事実、新入社員教育もオンラインから対面に変更する項目も増えてきました。
ここ3年間は開催されなかった「歓迎会」も、単位を小さくして、復活の傾向があります。
やはり法律やルールが変わると、人の動きも気持ちの持ち方も変わりますね。
その逆も然りで、世の中の動きや人々のメンタリティが変わると、法律も変わるのだと思います。

この4月から、ビジネスシーンに影響を与える労働基準法の改正が2つあります。
一つは月60時間を超える時間外労働について割増賃金率が引き上げになります。
2010年の法改正では、月60時間を超える時間外労働の割増賃金率が、25%から50%へと改定されました。
ただ中小事業者に大きな影響を与えかねないとして、引き上げは大企業のみに適用され、中小企業は25%のままの猶予措置が設定されました。
その猶予期間も、2018年の労働基準法改正で廃止されることになり、この4月からは中小企業も50%に統一されることになりました。
確かに2018年頃から、働き方改革関連法の影響もあり、中小企業からの仕事の効率化、合理化に関する相談が多くなったのも確かです。

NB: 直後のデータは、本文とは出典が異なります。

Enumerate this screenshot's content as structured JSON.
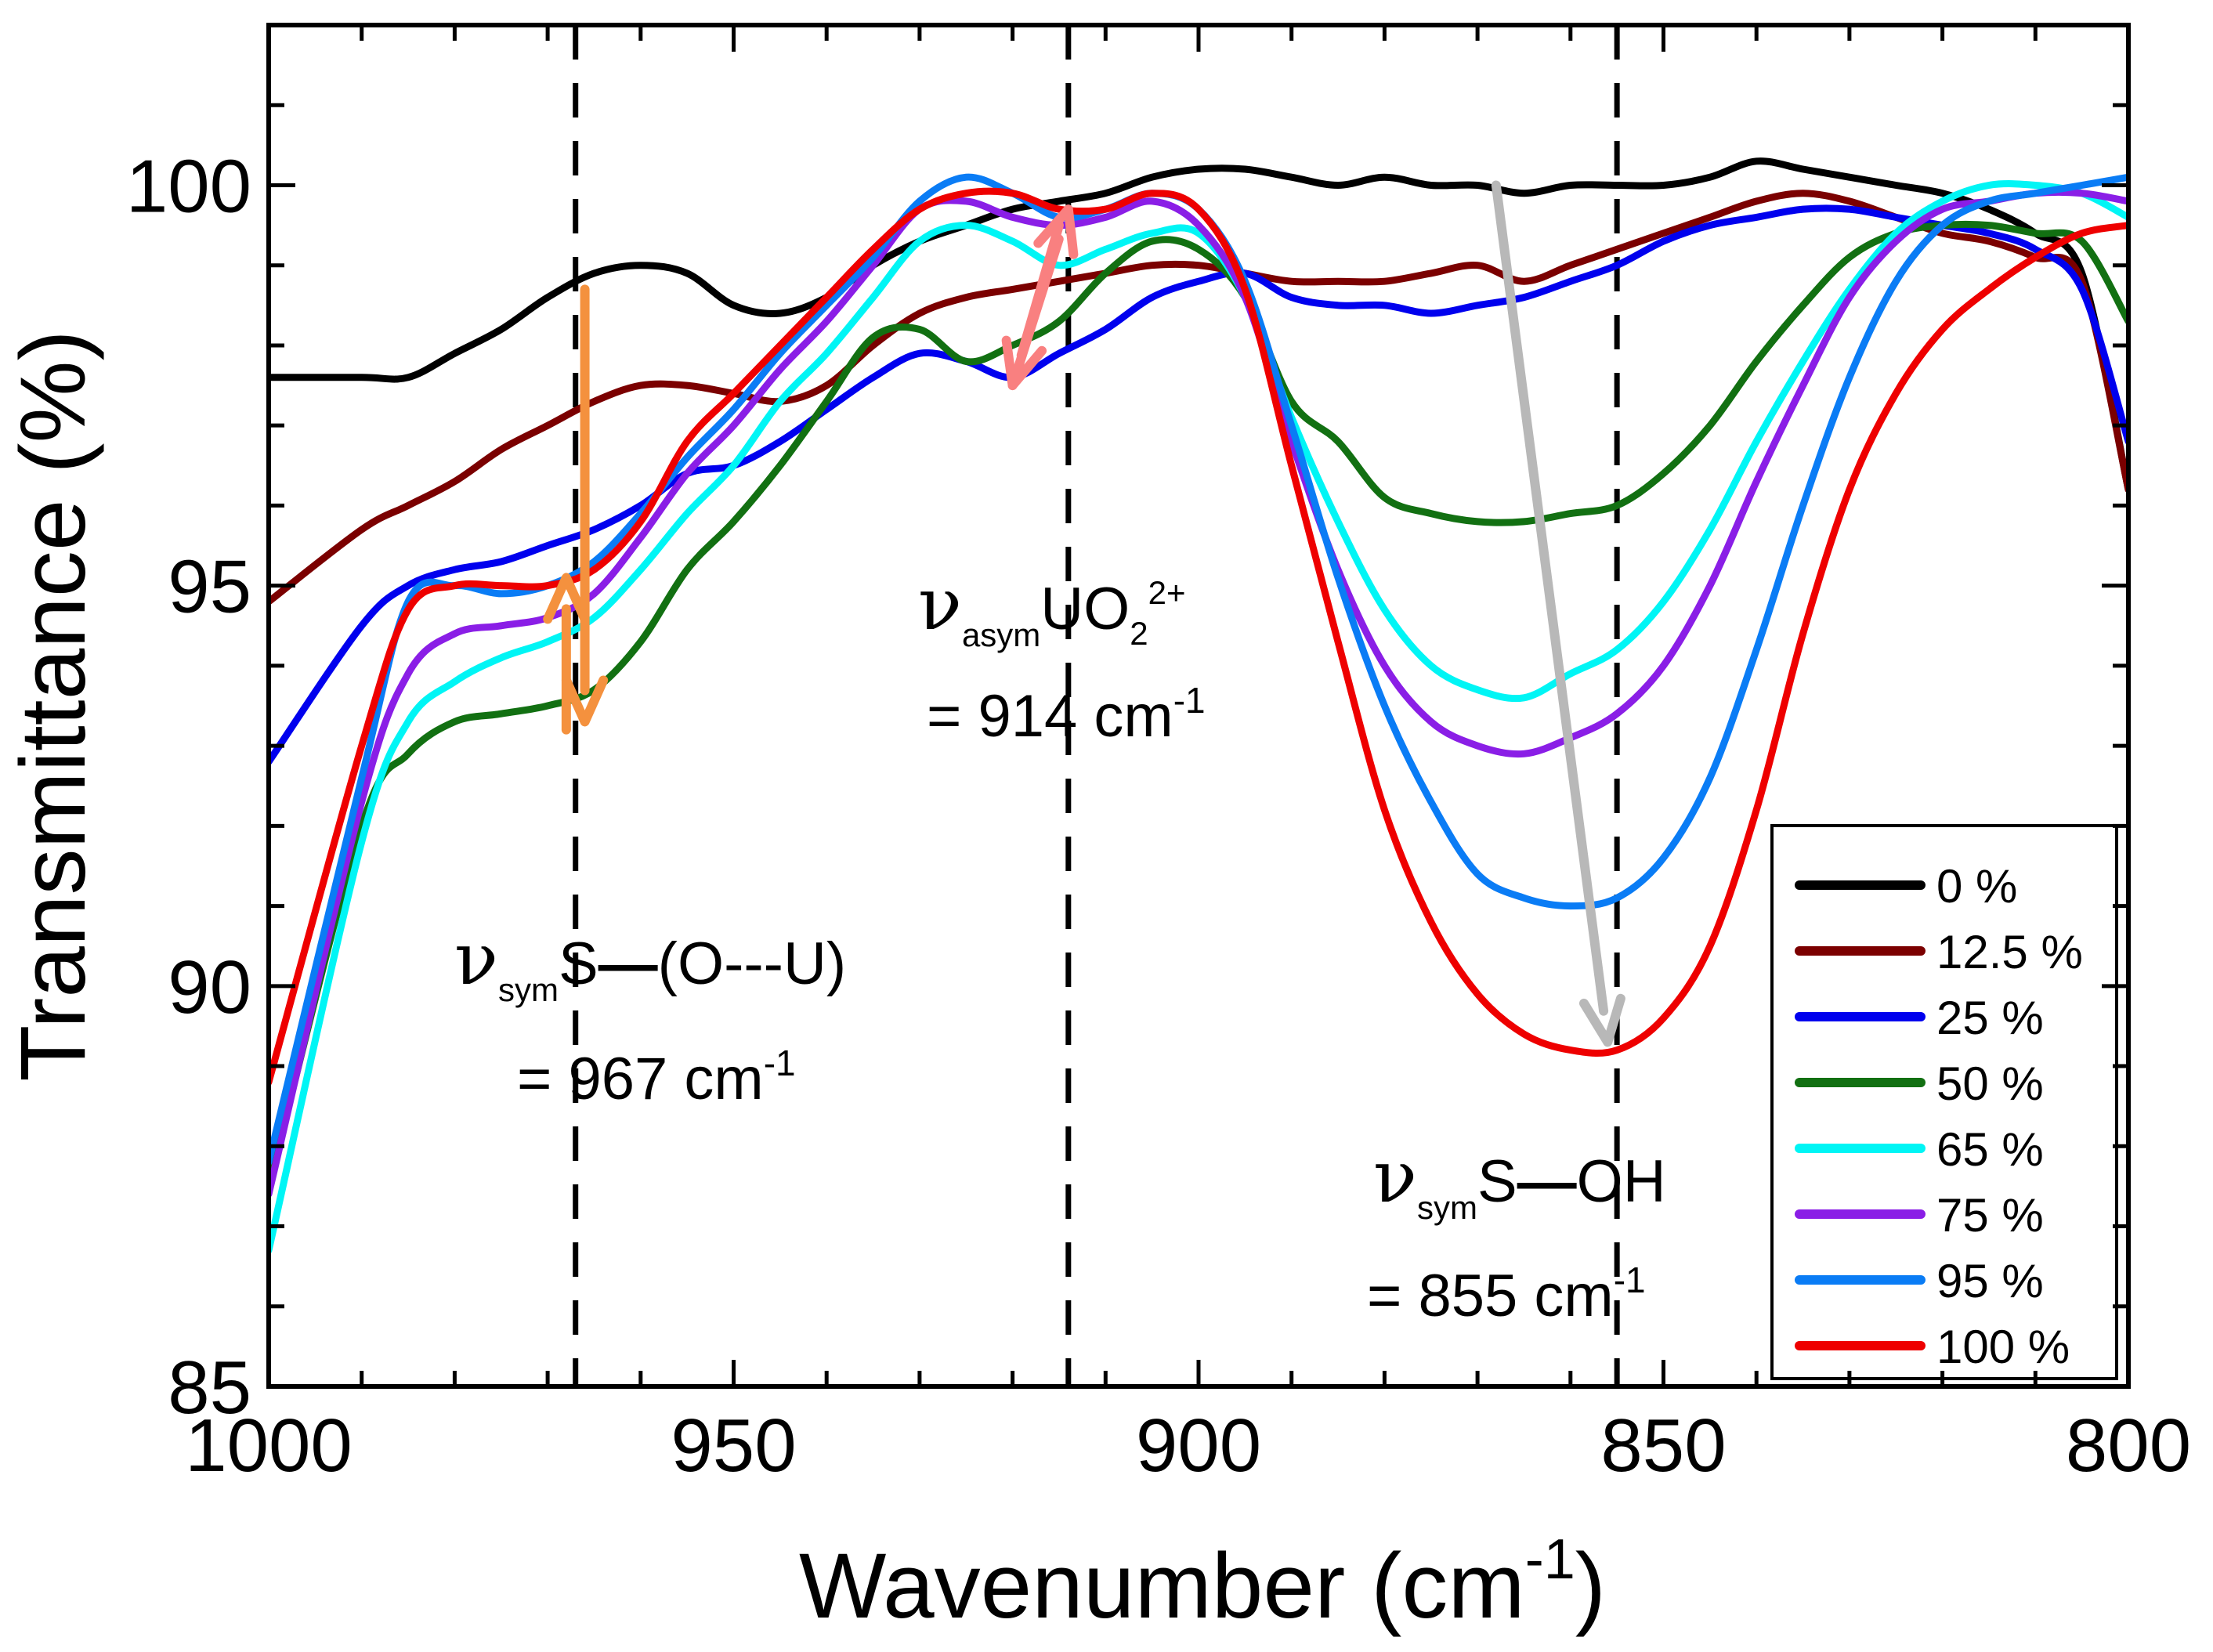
{
  "chart_data": {
    "type": "line",
    "xlabel": "Wavenumber (cm",
    "xlabel_sup": "-1",
    "xlabel_end": ")",
    "ylabel": "Transmittance (%)",
    "xlim": [
      1000,
      800
    ],
    "ylim": [
      85,
      102
    ],
    "x_ticks": [
      1000,
      950,
      900,
      850,
      800
    ],
    "y_ticks": [
      85,
      90,
      95,
      100
    ],
    "x": [
      1000,
      990,
      985,
      980,
      975,
      970,
      965,
      960,
      955,
      950,
      945,
      940,
      935,
      930,
      925,
      920,
      915,
      910,
      905,
      900,
      895,
      890,
      885,
      880,
      875,
      870,
      865,
      860,
      855,
      850,
      845,
      840,
      835,
      830,
      825,
      820,
      815,
      810,
      805,
      800
    ],
    "series": [
      {
        "name": "0 %",
        "color": "#000000",
        "values": [
          97.6,
          97.6,
          97.6,
          97.9,
          98.2,
          98.6,
          98.9,
          99.0,
          98.9,
          98.5,
          98.4,
          98.6,
          99.0,
          99.3,
          99.5,
          99.7,
          99.8,
          99.9,
          100.1,
          100.2,
          100.2,
          100.1,
          100.0,
          100.1,
          100.0,
          100.0,
          99.9,
          100.0,
          100.0,
          100.0,
          100.1,
          100.3,
          100.2,
          100.1,
          100.0,
          99.9,
          99.7,
          99.4,
          98.9,
          96.2
        ]
      },
      {
        "name": "12.5 %",
        "color": "#7b0000",
        "values": [
          94.8,
          95.7,
          96.0,
          96.3,
          96.7,
          97.0,
          97.3,
          97.5,
          97.5,
          97.4,
          97.3,
          97.5,
          98.0,
          98.4,
          98.6,
          98.7,
          98.8,
          98.9,
          99.0,
          99.0,
          98.9,
          98.8,
          98.8,
          98.8,
          98.9,
          99.0,
          98.8,
          99.0,
          99.2,
          99.4,
          99.6,
          99.8,
          99.9,
          99.8,
          99.6,
          99.4,
          99.3,
          99.1,
          98.8,
          96.2
        ]
      },
      {
        "name": "25 %",
        "color": "#0000ee",
        "values": [
          92.8,
          94.5,
          95.0,
          95.2,
          95.3,
          95.5,
          95.7,
          96.0,
          96.4,
          96.5,
          96.8,
          97.2,
          97.6,
          97.9,
          97.8,
          97.6,
          97.9,
          98.2,
          98.6,
          98.8,
          98.9,
          98.6,
          98.5,
          98.5,
          98.4,
          98.5,
          98.6,
          98.8,
          99.0,
          99.3,
          99.5,
          99.6,
          99.7,
          99.7,
          99.6,
          99.5,
          99.4,
          99.2,
          98.7,
          96.8
        ]
      },
      {
        "name": "50 %",
        "color": "#127012",
        "values": [
          87.5,
          92.0,
          92.9,
          93.3,
          93.4,
          93.5,
          93.7,
          94.3,
          95.2,
          95.8,
          96.5,
          97.3,
          98.1,
          98.2,
          97.8,
          98.0,
          98.3,
          98.9,
          99.3,
          99.2,
          98.6,
          97.3,
          96.8,
          96.1,
          95.9,
          95.8,
          95.8,
          95.9,
          96.0,
          96.4,
          97.0,
          97.8,
          98.5,
          99.1,
          99.4,
          99.5,
          99.5,
          99.4,
          99.3,
          98.3
        ]
      },
      {
        "name": "65 %",
        "color": "#00f5f5",
        "values": [
          86.7,
          91.8,
          93.3,
          93.8,
          94.1,
          94.3,
          94.6,
          95.2,
          95.9,
          96.5,
          97.3,
          97.9,
          98.6,
          99.3,
          99.5,
          99.3,
          99.0,
          99.2,
          99.4,
          99.4,
          98.6,
          97.1,
          95.8,
          94.7,
          94.0,
          93.7,
          93.6,
          93.9,
          94.2,
          94.8,
          95.7,
          96.8,
          97.8,
          98.7,
          99.4,
          99.8,
          100.0,
          100.0,
          99.9,
          99.6
        ]
      },
      {
        "name": "75 %",
        "color": "#8a1ee6",
        "values": [
          87.4,
          92.3,
          93.9,
          94.4,
          94.5,
          94.6,
          94.9,
          95.6,
          96.4,
          97.0,
          97.7,
          98.3,
          99.0,
          99.7,
          99.8,
          99.6,
          99.5,
          99.6,
          99.8,
          99.5,
          98.6,
          96.8,
          95.2,
          94.0,
          93.3,
          93.0,
          92.9,
          93.1,
          93.4,
          94.0,
          95.0,
          96.3,
          97.5,
          98.6,
          99.3,
          99.7,
          99.8,
          99.9,
          99.9,
          99.8
        ]
      },
      {
        "name": "95 %",
        "color": "#0a7cf5",
        "values": [
          87.8,
          92.6,
          94.8,
          95.0,
          94.9,
          95.0,
          95.3,
          95.9,
          96.6,
          97.2,
          97.9,
          98.5,
          99.1,
          99.8,
          100.1,
          99.9,
          99.6,
          99.7,
          99.9,
          99.7,
          98.8,
          97.0,
          95.1,
          93.5,
          92.3,
          91.4,
          91.1,
          91.0,
          91.1,
          91.6,
          92.6,
          94.2,
          96.0,
          97.6,
          98.8,
          99.5,
          99.8,
          99.9,
          100.0,
          100.1
        ]
      },
      {
        "name": "100 %",
        "color": "#ee0000",
        "values": [
          88.8,
          93.0,
          94.7,
          95.0,
          95.0,
          95.0,
          95.2,
          95.8,
          96.8,
          97.4,
          98.0,
          98.6,
          99.2,
          99.7,
          99.9,
          99.9,
          99.7,
          99.7,
          99.9,
          99.7,
          98.7,
          96.5,
          94.3,
          92.2,
          90.8,
          89.9,
          89.4,
          89.2,
          89.2,
          89.6,
          90.5,
          92.2,
          94.4,
          96.2,
          97.4,
          98.2,
          98.7,
          99.1,
          99.4,
          99.5
        ]
      }
    ],
    "dashed_lines_x": [
      967,
      914,
      855
    ],
    "annotations": [
      {
        "symbol": "ν",
        "sub": "sym",
        "text": "S",
        "bond": "—",
        "rest": "(O---U)",
        "value": "= 967 cm",
        "value_sup": "-1"
      },
      {
        "symbol": "ν",
        "sub": "asym",
        "text": "UO",
        "text_sub": "2",
        "text_sup": "2+",
        "value": "= 914 cm",
        "value_sup": "-1"
      },
      {
        "symbol": "ν",
        "sub": "sym",
        "text": "S",
        "bond": "—",
        "rest": "OH",
        "value": "= 855 cm",
        "value_sup": "-1"
      }
    ],
    "arrows": [
      {
        "color": "#f4913e",
        "from": [
          966,
          98.7
        ],
        "to": [
          966,
          93.3
        ]
      },
      {
        "color": "#f4913e",
        "from": [
          968,
          93.2
        ],
        "to": [
          968,
          95.1
        ]
      },
      {
        "color": "#f98080",
        "from": [
          915,
          99.5
        ],
        "to": [
          920,
          97.5
        ]
      },
      {
        "color": "#f98080",
        "from": [
          920,
          97.5
        ],
        "to": [
          914,
          99.7
        ]
      },
      {
        "color": "#b8b8b8",
        "from": [
          868,
          100.0
        ],
        "to": [
          856,
          89.3
        ]
      }
    ],
    "legend_position": "bottom-right"
  }
}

先述した通り、コロナ対応も新しい局面に入り、人の動きも少しずつ活発になってくると思います。
そうやって忙しくなってきたときに、時間外の問題について、中小企業が正面から向き合うこととなるので、早めの提案が必要ではないかと感じています。

もう一つは給与のデジタル払いも解禁されることです。
給与をスマートフォンの決済アプリや電子マネーで振り込むことができるようになります。
一部を従来通りに銀行等の金融機関、一部をデジタル支払と分けることも可能のようです。
確かに最近では、日常生活において現金を使うことは少なくなり、電子マネーでの決済がほとんどではないでしょうか。
とはいえ、その電子マネーのチャージやカード決済のお金は金融機関に預けておかないといけないので、併用はしないといけないのでしょうが、チャージの手間が省けるだけでも快適なのかもしれません。
電子マネーのいいところは、いつ、どこで使ったかがわかること。
今は、電子マネーと連携出来る家計簿アプリもたくさんあるので、お金の管理という点では、電子マネーのほうが合理的かもしれません。

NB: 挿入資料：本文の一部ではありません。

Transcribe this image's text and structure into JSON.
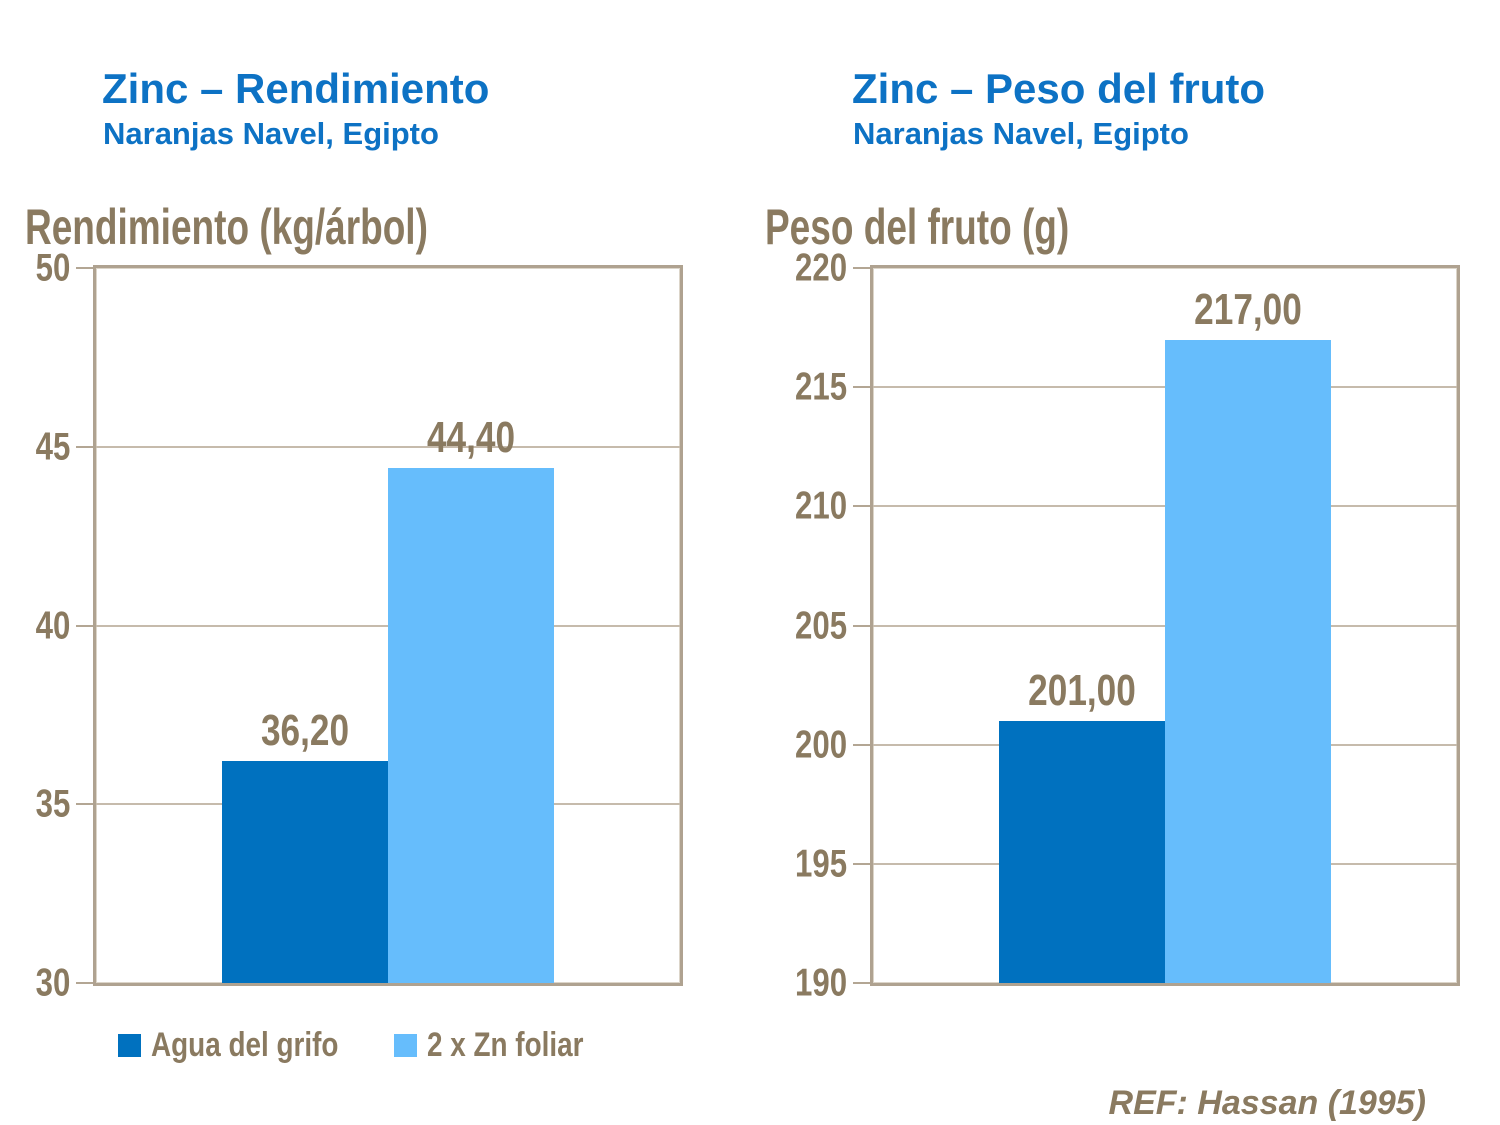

さらに給与のデジタル支払解禁の背景は、外国人労働者の増加もあるのではないかなと思います。
外国人の方が口座開設をするのは、想定以上にハードルが高いと聞いたこともあります。
労働力不足のなか、今や外国人の採用は競争が激しくなっていて、外国人が企業を選ぶ時代に入ってきています。
少しでもスムーズに、且つ優秀な外国人を獲得していくには、企業側もこういった面をアピールしていかないといけないのかもしれません。

法律改正にはいろんな背景がありますね。
労働基準法だけでなく、他の方面にも視野を広げてみて、その法改正によって何がどう変わるのか、今後どんな社会的ニーズが出てくるのか、ワンストップして考察することも必要だなと思う新年度のスタートでした。